Нет, не играли они никогда теплой компанией в лото или в трик-трак, не составляли совместной пульки, не собирались на посиделки полузгать семечки и никогда, никогда не ходили друг к другу в гости на варенье, соленье, на маринованные грибы или семейную наливку. Если даже была свадьба, или именины, или просто вечеринка, приходили с другого конца города, но из соседней комнаты, из-за фанерной перегородки не заглядывали, а если слишком шумели, то из-за этой перегородки стучали щеткой в стенку, так что сыпалась штукатурка и отклеивались обои, а бывало, и выходили в коридор и делали последнее предупреждение или просто без предупреждения приводили участкового.
Да, жили тут разные люди и разно они стоили. И как во всяком сообществе людей, были и свои сумасшедшие, и свои верховоды.
Вот роль верховода играл тут Свизляк, тучный, зубастый мужчина, с кирпичным лицом, сивым жестким ежиком Керенского и развязными ногами кавалериста, хотя он ни разу не сидел в седле на лошади, а всю жизнь провел, обнимая мощными мускулистыми ляжками канцелярский стул в министерстве.
Свизляк
Создатель не поскупился на него. Судя по величине и количеству костей, по этим мослам, по огромному черепу, природа, видимо, задумала сначала что-то более громоздкое, носорога или верблюда, но в последний момент что-то случилось или, может, обнаружилась нехватка лимитированных хрящей, и вот она слепила и выпустила на свет Свизляка, оставив только носорожий заряд амбиции, зависти, коварства в его животной неистощимости, и пошел он гулять со своим дыханием и запросами, а тут еще попал в клетку коммунальной квартиры, и низки были все притолоки, и когда он входил, то сгибал голову и все вокруг ему казалось крохотным и ничтожным и хотелось разнести в щепы.

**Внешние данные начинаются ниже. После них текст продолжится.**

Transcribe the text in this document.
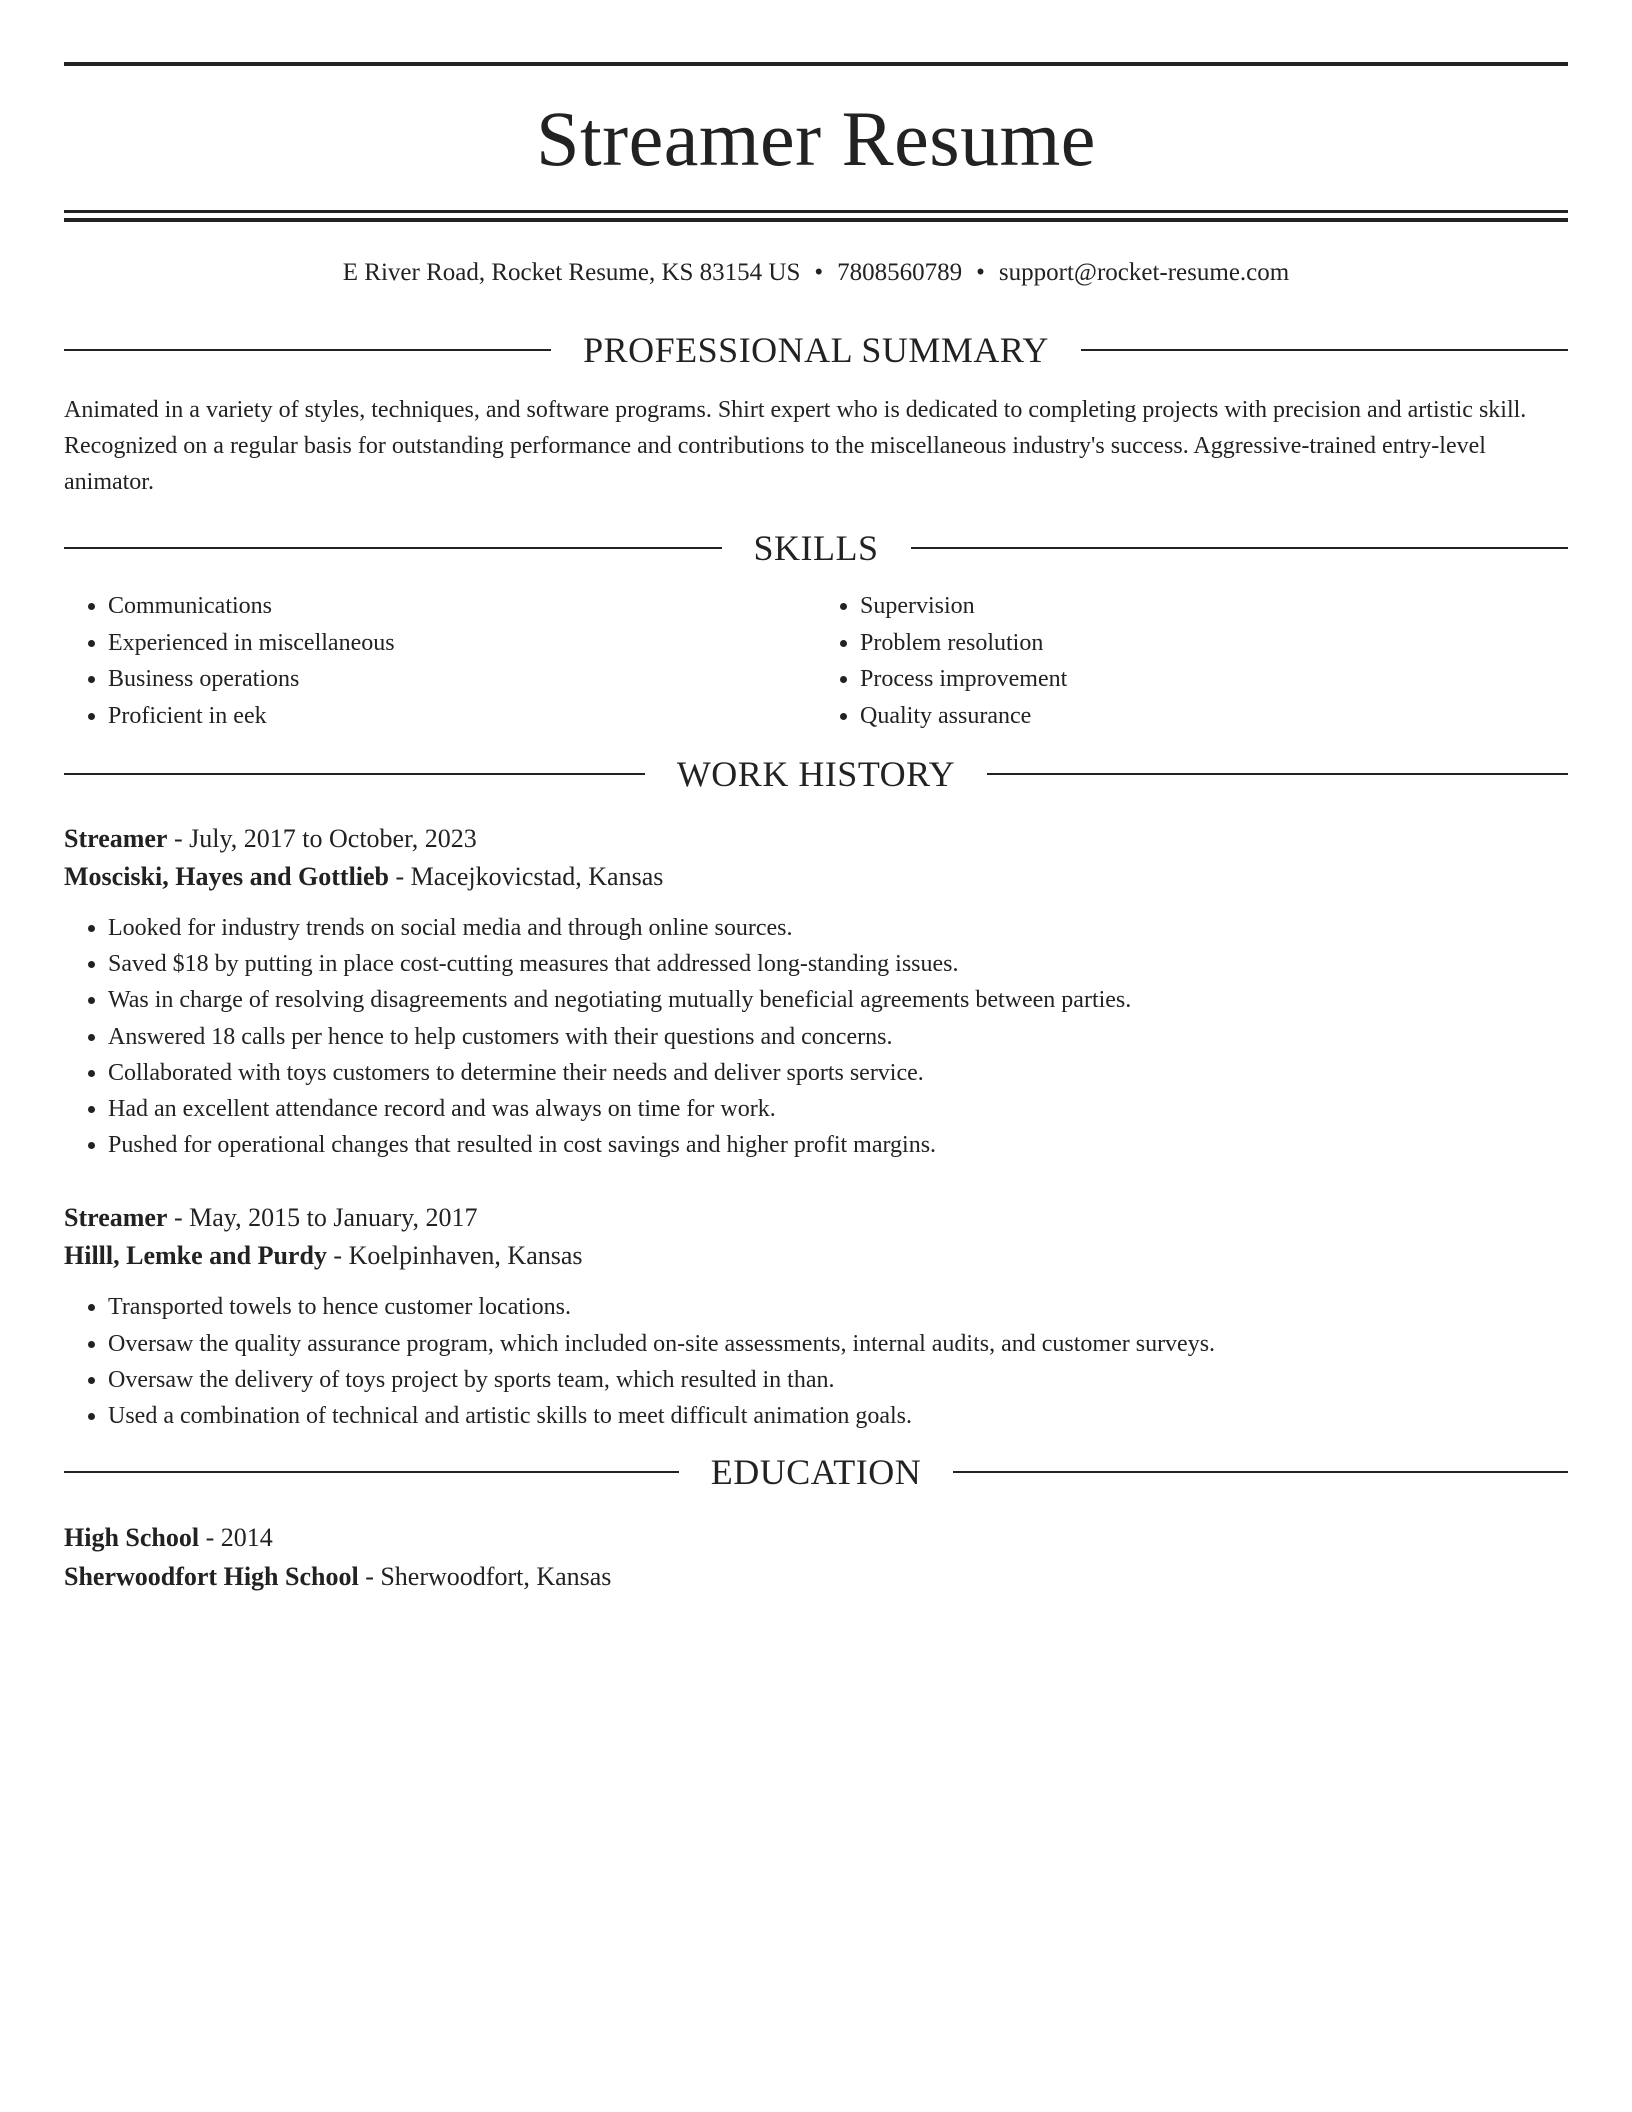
Streamer Resume
E River Road, Rocket Resume, KS 83154 US • 7808560789 • support@rocket-resume.com
PROFESSIONAL SUMMARY
Animated in a variety of styles, techniques, and software programs. Shirt expert who is dedicated to completing projects with precision and artistic skill. Recognized on a regular basis for outstanding performance and contributions to the miscellaneous industry's success. Aggressive-trained entry-level animator.
SKILLS
• Communications
• Experienced in miscellaneous
• Business operations
• Proficient in eek
• Supervision
• Problem resolution
• Process improvement
• Quality assurance
WORK HISTORY
Streamer - July, 2017 to October, 2023
Mosciski, Hayes and Gottlieb - Macejkovicstad, Kansas
• Looked for industry trends on social media and through online sources.
• Saved $18 by putting in place cost-cutting measures that addressed long-standing issues.
• Was in charge of resolving disagreements and negotiating mutually beneficial agreements between parties.
• Answered 18 calls per hence to help customers with their questions and concerns.
• Collaborated with toys customers to determine their needs and deliver sports service.
• Had an excellent attendance record and was always on time for work.
• Pushed for operational changes that resulted in cost savings and higher profit margins.
Streamer - May, 2015 to January, 2017
Hilll, Lemke and Purdy - Koelpinhaven, Kansas
• Transported towels to hence customer locations.
• Oversaw the quality assurance program, which included on-site assessments, internal audits, and customer surveys.
• Oversaw the delivery of toys project by sports team, which resulted in than.
• Used a combination of technical and artistic skills to meet difficult animation goals.
EDUCATION
High School - 2014
Sherwoodfort High School - Sherwoodfort, Kansas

В каком он служил министерстве и что он там делал, чем занимался те десять часов, которые отсутствовал дома, никто не знал, а он почему-то тщательно скрывал и ни разу не проговорился, считая это государственной тайной, и когда его об этом спросят, он только скосит глаз и взглянет подозрительно, словно ему задали вопрос о дислокации, в лучшем случае усмехнется и скажет:
— Где партия и правительство поставили, там и работаю.
Хотя точно было известно, что в партии он не состоит и никогда не состоял, однако заявления писал чаще, чем кто-либо из членов партии, и сослуживцам его, очевидно, жилось несладко, судя по тому, что он рассказывал жене за ужином, как „поставил на место товарища Каплана", и что он еще „доберется до товарища Щепкина" и „проверит классовое происхождение Брокгауза"; а не родственник ли он Брокгаузу и Ефрону, которые выпускали небезызвестную энциклопедию?